I don’t know when exactly the anxiety turned into something heavier, but I know it has been building for weeks. Maybe months. With Xena, nothing happens suddenly — it gathers, quietly, until one day it asks to be acknowledged.

Xena has mast cell tumours. Not one or two, but many — scattered across her body like reminders that her system has been fighting a long, unseen war. Most of them have been manageable. They rise, they settle, they dry out when left alone. I learnt early that touching, creams, and over-intervention only make things worse. When I stopped fussing, some of them calmed. One on her ear even healed completely, turning skin-coloured, no longer bleeding, no longer angry. That gave me hope — perhaps this was how we would manage things. Carefully. Gently. Day by day.
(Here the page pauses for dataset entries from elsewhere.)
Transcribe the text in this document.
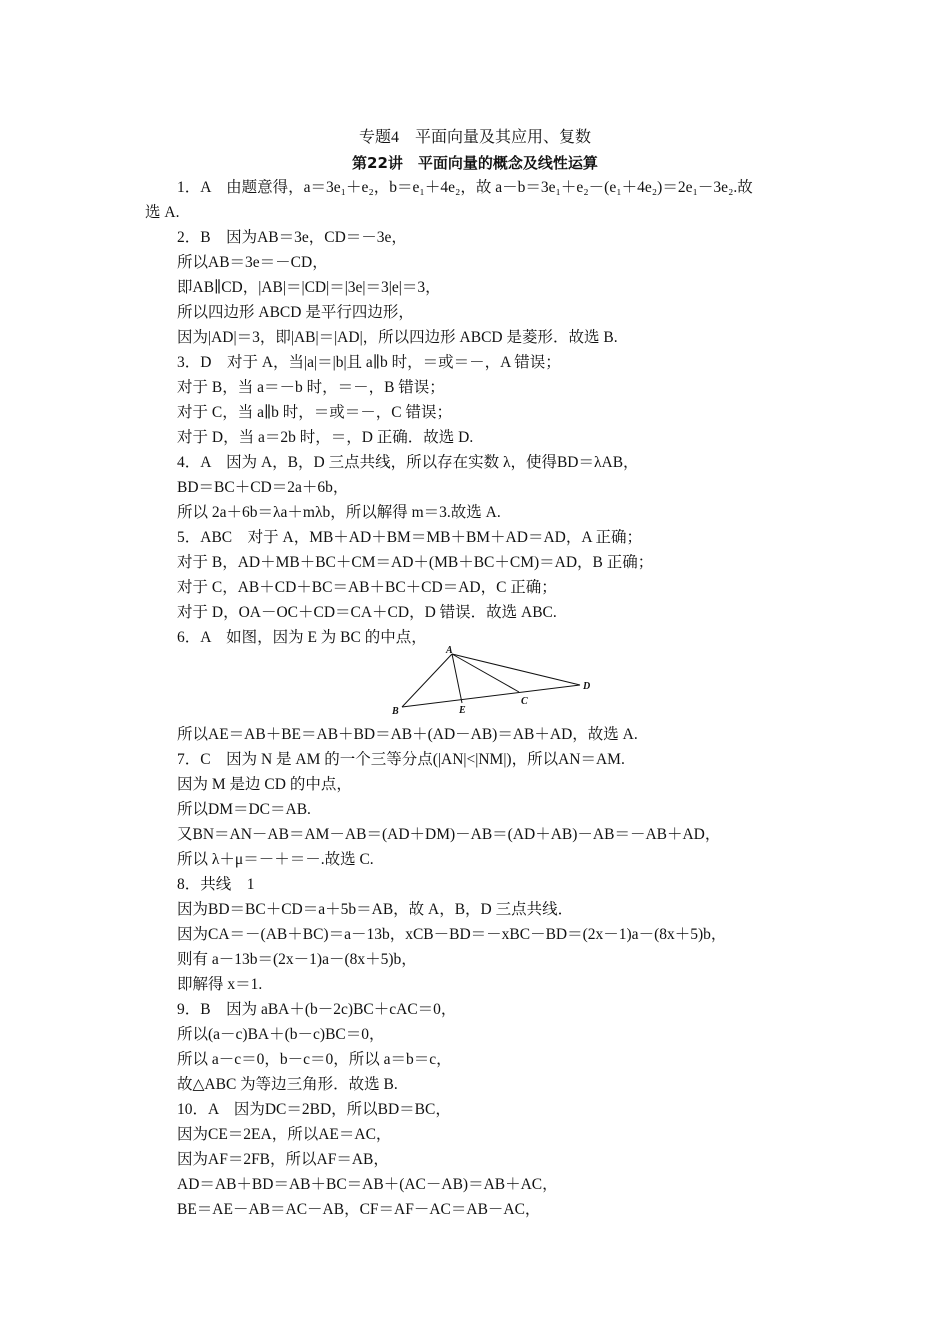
专题4　平面向量及其应用、复数
第22讲　平面向量的概念及线性运算
1．A　由题意得，a＝3e₁＋e₂，b＝e₁＋4e₂，故 a－b＝3e₁＋e₂－(e₁＋4e₂)＝2e₁－3e₂.故
选 A.
2．B　因为AB＝3e，CD＝－3e，
所以AB＝3e＝－CD，
即AB∥CD，|AB|＝|CD|＝|3e|＝3|e|＝3，
所以四边形 ABCD 是平行四边形，
因为|AD|＝3，即|AB|＝|AD|，所以四边形 ABCD 是菱形．故选 B.
3．D　对于 A，当|a|＝|b|且 a∥b 时，＝或＝－，A 错误；
对于 B，当 a＝－b 时，＝－，B 错误；
对于 C，当 a∥b 时，＝或＝－，C 错误；
对于 D，当 a＝2b 时，＝，D 正确．故选 D.
4．A　因为 A，B，D 三点共线，所以存在实数 λ，使得BD＝λAB，
BD＝BC＋CD＝2a＋6b，
所以 2a＋6b＝λa＋mλb，所以解得 m＝3.故选 A.
5．ABC　对于 A，MB＋AD＋BM＝MB＋BM＋AD＝AD，A 正确；
对于 B，AD＋MB＋BC＋CM＝AD＋(MB＋BC＋CM)＝AD，B 正确；
对于 C，AB＋CD＋BC＝AB＋BC＋CD＝AD，C 正确；
对于 D，OA－OC＋CD＝CA＋CD，D 错误．故选 ABC.
6．A　如图，因为 E 为 BC 的中点，
A
B
C
D
E
所以AE＝AB＋BE＝AB＋BD＝AB＋(AD－AB)＝AB＋AD，故选 A.
7．C　因为 N 是 AM 的一个三等分点(|AN|<|NM|)，所以AN＝AM.
因为 M 是边 CD 的中点，
所以DM＝DC＝AB.
又BN＝AN－AB＝AM－AB＝(AD＋DM)－AB＝(AD＋AB)－AB＝－AB＋AD，
所以 λ＋μ＝－＋＝－.故选 C.
8．共线　1
因为BD＝BC＋CD＝a＋5b＝AB，故 A，B，D 三点共线．
因为CA＝－(AB＋BC)＝a－13b，xCB－BD＝－xBC－BD＝(2x－1)a－(8x＋5)b，
则有 a－13b＝(2x－1)a－(8x＋5)b，
即解得 x＝1.
9．B　因为 aBA＋(b－2c)BC＋cAC＝0，
所以(a－c)BA＋(b－c)BC＝0，
所以 a－c＝0，b－c＝0，所以 a＝b＝c，
故△ABC 为等边三角形．故选 B.
10．A　因为DC＝2BD，所以BD＝BC，
因为CE＝2EA，所以AE＝AC，
因为AF＝2FB，所以AF＝AB，
AD＝AB＋BD＝AB＋BC＝AB＋(AC－AB)＝AB＋AC，
BE＝AE－AB＝AC－AB，CF＝AF－AC＝AB－AC，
But the one in her eye was different.

It sat on the third eyelid, fragile and vascular, in a place that cannot truly rest. When it bled the first time, it terrified me — not just the blood, but the panic in her body, the confusion, the sudden loss of calm. We learnt how to stop it. Cold compresses. Pressure. Emergency visits. Antihistamines. Steroids. Each time, the bleeding stopped. Each time, I hoped it might behave if left alone.

We put the cone on her. She hated it. I hated it more. Watching her try to sleep, try to exist, with that plastic barrier around her head felt cruel, even though I knew it was protecting her. She struggled at first, then slowly began to make peace with it. Or maybe she was just too tired to fight.

Medication complicated everything. Morphine made her dazed and unsteady, her hind legs unreliable. It wasn’t a bad reaction — she ate, she drank — but she wasn’t herself. Gabapentin added to the fog. I kept watching her, trying to tell the difference between pain, sedation, fear, and surrender. I kept questioning myself: am I helping her, or just managing my own fear?

All the while, I was holding another truth — that Xena is not my only sick child. Zach’s body is failing him too, in quieter but relentless ways. Cancer, steroids, muscle loss. Watching both of them struggle at the same time has been more than I know how to process. I wanted to lift them both onto the sofa, gather them into the safety of my arms, but even that felt impossible. Xena wanted down. The cone went back on. Another small grief.

I told myself we would wait. Observe. Give it a few days. Let the morphine wear off. See how the eye behaves if she doesn’t scratch it. Try to maintain the status quo. Surgery terrified me — general anaesthesia, her age, her cancer, the risks, the fear of harming the eye, the fear of losing her on a table instead of in my arms.

Then today, at the vet, the eye bled again.

Not dramatically. Not uncontrollably. Just enough to tell us what we already knew but didn’t want to accept: this was no longer stable. This was no longer something we could manage indefinitely at home, no matter how careful we were.

Dipti called and said we should come at one. They would do quick blood work. An ECG. Check her heart. And then — an emergency surgery in the afternoon. The eye tumour would be removed. And if she did well under general anaesthesia, they would remove the problematic mast cell tumours on her chest too. If not, they would stop.

That conditional sentence mattered to me. If she does well. Not force. Not ego. Not ambition. Just care.

I realised then that this wasn’t panic. This was listening. Listening to her body, which had finally said, I can’t keep doing this.

I am terrified. I am sad. I am exhausted from loving so fiercely. But I also know this: I have not ignored her. I have not rushed her. I have not abandoned her to suffering. Every step has been watched, weighed, questioned, and chosen with love.

I don’t need miracles anymore. I don’t need cures. What I want — what I am choosing — is peace. Fewer emergencies. Less fear in her body. Fewer moments of blood and panic and confusion.

Xena has been brave since the day she travelled alone in a crate from Bangalore to find me. She is still brave now. And I will be brave for her, even when my hands shake.

Whatever happens next, I want to remember this:

I did not look away.

I stayed.

I listened.

And every decision I made was rooted in love.